Echando la vista atrás, ¿te sorprende lo resiliente que has sido?
Supongo que cualquiera caería en la depresión, y, a lo mejor, lo hice sin darme cuenta. Pero me acuerdo de que sentía que tenía que salir adelante por Jaime y Ruth… Me hacían vivir el presente. También hice mucha oración.
La confesión más inesperada de Ruth
Tu hija llegó a contar en las redes que el doctor Iglesias había sido muy inteligente y muy previsor, dejando vuestra situación financiera cubierta. Concretamente, dijo que “se aseguró de que su familia estuviera cuidada”.
No estaba al tanto de que Ruth contestara preguntas indiscretas en TikTok… Me enteré tiempo después. Ella ni siquiera tenía 18 años y no debería haber hablado de cosas de las que realmente no sabe. Tampoco es su responsabilidad contestar a eso.
En los primeros años de tus hijos, solías venir a España. Hasta te llegaste a plantear vivir con ellos en Madrid. ¿Qué pasó al final?
Incluso llegué a inscribirlos en un colegio en Madrid. Pero los niños tenían sus amigos y ya hacían su vida aquí. Sin embargo, vamos a España todos los años y ellos han estado en campamentos de verano, que les encantaban. Además, mis padres aún vivían y yo querían estar con ellos, para que Jaime y Ruth tuvieran una relación con sus únicos abuelos.
¿Sigues viniendo con ellos a España con cierta periodicidad?
Vamos todos los años. Estuvimos el verano pasado durante tres meses.
¿Tienes alguna casa en nuestro país? Creo recordar que tenías una en Peñíscola y otra en Madrid.

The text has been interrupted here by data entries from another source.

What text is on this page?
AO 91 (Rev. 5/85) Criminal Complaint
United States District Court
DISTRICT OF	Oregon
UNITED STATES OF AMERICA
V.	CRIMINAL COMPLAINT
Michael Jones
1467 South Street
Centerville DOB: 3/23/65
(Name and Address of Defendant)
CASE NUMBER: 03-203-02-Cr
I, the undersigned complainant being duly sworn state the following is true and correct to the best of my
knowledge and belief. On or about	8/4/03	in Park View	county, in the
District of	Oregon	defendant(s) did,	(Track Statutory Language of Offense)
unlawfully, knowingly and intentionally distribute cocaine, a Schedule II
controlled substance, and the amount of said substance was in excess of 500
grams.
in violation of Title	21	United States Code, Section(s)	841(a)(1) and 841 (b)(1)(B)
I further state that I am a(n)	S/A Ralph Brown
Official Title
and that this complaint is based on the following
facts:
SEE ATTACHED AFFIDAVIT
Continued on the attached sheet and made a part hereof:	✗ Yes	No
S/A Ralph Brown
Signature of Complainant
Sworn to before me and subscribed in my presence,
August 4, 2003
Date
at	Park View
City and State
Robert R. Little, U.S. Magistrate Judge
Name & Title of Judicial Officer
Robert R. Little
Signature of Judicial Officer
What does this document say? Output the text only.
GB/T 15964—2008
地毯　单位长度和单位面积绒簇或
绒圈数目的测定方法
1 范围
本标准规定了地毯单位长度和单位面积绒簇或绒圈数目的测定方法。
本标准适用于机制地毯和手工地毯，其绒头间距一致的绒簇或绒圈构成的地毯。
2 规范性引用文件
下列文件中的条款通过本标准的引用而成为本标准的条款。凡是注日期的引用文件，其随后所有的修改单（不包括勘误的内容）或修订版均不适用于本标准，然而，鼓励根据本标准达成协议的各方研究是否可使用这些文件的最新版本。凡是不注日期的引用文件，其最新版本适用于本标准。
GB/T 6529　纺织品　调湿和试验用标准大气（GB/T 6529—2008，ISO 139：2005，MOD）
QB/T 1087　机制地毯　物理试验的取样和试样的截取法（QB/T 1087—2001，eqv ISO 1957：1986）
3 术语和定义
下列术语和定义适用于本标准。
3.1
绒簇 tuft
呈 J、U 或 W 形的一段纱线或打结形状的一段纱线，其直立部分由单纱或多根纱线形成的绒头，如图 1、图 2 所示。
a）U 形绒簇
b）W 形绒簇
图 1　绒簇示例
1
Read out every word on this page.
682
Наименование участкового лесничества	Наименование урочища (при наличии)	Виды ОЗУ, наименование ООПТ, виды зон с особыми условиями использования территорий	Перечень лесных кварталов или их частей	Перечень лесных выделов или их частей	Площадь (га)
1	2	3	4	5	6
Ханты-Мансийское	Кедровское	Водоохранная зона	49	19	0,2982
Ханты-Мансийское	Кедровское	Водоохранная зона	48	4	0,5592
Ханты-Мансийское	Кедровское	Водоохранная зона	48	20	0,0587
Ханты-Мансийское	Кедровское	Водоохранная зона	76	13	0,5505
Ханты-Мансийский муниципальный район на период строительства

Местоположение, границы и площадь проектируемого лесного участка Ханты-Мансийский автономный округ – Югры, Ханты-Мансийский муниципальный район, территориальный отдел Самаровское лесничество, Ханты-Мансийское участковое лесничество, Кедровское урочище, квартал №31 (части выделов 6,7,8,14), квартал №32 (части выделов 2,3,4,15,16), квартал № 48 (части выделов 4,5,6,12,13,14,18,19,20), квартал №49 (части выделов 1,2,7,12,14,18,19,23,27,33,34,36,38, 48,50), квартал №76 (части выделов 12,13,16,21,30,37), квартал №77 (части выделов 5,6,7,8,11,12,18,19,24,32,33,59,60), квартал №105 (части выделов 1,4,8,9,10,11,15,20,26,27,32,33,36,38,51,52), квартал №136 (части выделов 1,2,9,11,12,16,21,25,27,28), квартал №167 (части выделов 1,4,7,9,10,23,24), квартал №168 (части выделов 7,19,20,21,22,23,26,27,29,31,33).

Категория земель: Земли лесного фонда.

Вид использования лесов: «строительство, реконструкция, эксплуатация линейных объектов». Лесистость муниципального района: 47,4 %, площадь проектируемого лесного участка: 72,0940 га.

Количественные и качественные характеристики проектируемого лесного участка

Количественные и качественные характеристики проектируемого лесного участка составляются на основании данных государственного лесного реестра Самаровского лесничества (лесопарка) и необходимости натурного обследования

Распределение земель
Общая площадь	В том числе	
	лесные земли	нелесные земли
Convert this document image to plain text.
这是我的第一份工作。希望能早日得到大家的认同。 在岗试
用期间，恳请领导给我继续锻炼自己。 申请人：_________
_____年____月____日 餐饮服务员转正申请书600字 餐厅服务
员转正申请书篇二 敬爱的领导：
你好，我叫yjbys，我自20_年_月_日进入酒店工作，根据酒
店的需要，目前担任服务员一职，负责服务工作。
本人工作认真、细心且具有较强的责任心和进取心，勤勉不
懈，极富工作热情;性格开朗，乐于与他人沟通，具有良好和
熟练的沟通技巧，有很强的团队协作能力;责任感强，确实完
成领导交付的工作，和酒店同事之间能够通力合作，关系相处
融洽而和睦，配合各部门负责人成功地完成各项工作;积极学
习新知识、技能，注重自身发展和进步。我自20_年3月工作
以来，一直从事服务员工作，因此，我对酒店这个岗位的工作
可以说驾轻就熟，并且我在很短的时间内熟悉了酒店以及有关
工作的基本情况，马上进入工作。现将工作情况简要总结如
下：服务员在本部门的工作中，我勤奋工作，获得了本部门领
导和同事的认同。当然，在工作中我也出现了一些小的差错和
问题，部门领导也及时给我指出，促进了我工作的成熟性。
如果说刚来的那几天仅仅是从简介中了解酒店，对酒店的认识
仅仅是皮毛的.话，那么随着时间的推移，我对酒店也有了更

Donde pasamos más tiempo es en Peñíscola. A los niños les gusta la playa y, allí, tenemos muchos amigos que son como familia para mis hijos. Las vistas del castillo y la playa siempre me han parecido increíbles. A veces me quedo horas contemplándolo.
Tu marido fue una figura importante en el campo de la obstetricia. ¿Tus hijos son conscientes de ello? ¿También de que su madre fue “Miss”?
Saben que su padre fue médico, catedrático en la Universidad Complutense de Madrid. A Ruth también le gusta ver mis fotografías antiguas de cuando era modelo... Me hace mucha gracia.
Nuestra historia de amor, que duró quince años, fue única. Vivimos momentos muy bonitos"
Así fue el flechazo
Ronna, conociste al doctor Iglesias Puga de manera casual en 1990. ¿Cómo fue ese momento?
Fue un encuentro espontáneo… Como de película y gracioso. Lo que me enamoró de Julio fue su personalidad, su seguridad y su sentido de humor. Él había tenido una vida fascinante. Me encantaba escuchar sus consejos, sus historias de juventud y sus opiniones. A pesar de su edad, era una persona joven, abierto e inteligente… Sabía de todo. Y él lo era todo para mí. Me llevó a conocer lugares y a personas bellísimas en España y en el mundo. Todos los días y en cada momento, me demostraba que me apoyaba y que me quería. Me siento tan agradecida y privilegiada de haber estado con él…
¿Cómo recuerdas la boda?
Fue muy sencilla. Fuimos solos ante la jueza, aquí en Jacksonville. Él bromeaba con que llevábamos once años viviendo en pecado... que no era una relación de dos días. Me acuerdo de que la jueza le contestó: “¡Pues ya era hora!”. Nos reímos todos.
Por último, ¿cómo dirías que ha sido tu historia de amor con el doctor Iglesias Puga?
Nuestra historia de amor, que duró quince años, fue única. Vivimos momentos muy bonitos. Como ya he mencionado, Julio me llevó a conocer lugares bellísimos en España y en el mundo. Tampoco me olvido de las personas que he conocido con él. En todo momento, me sentía querida por él. Me siento privilegiada por haber tenido una vida con él, aunque se interrumpiera… Luego, tuvimos dos hijos bellísimos. ¿Qué más puedo pedir?. Sin lugar a dudas, volvería vivir nuestra historia de amor.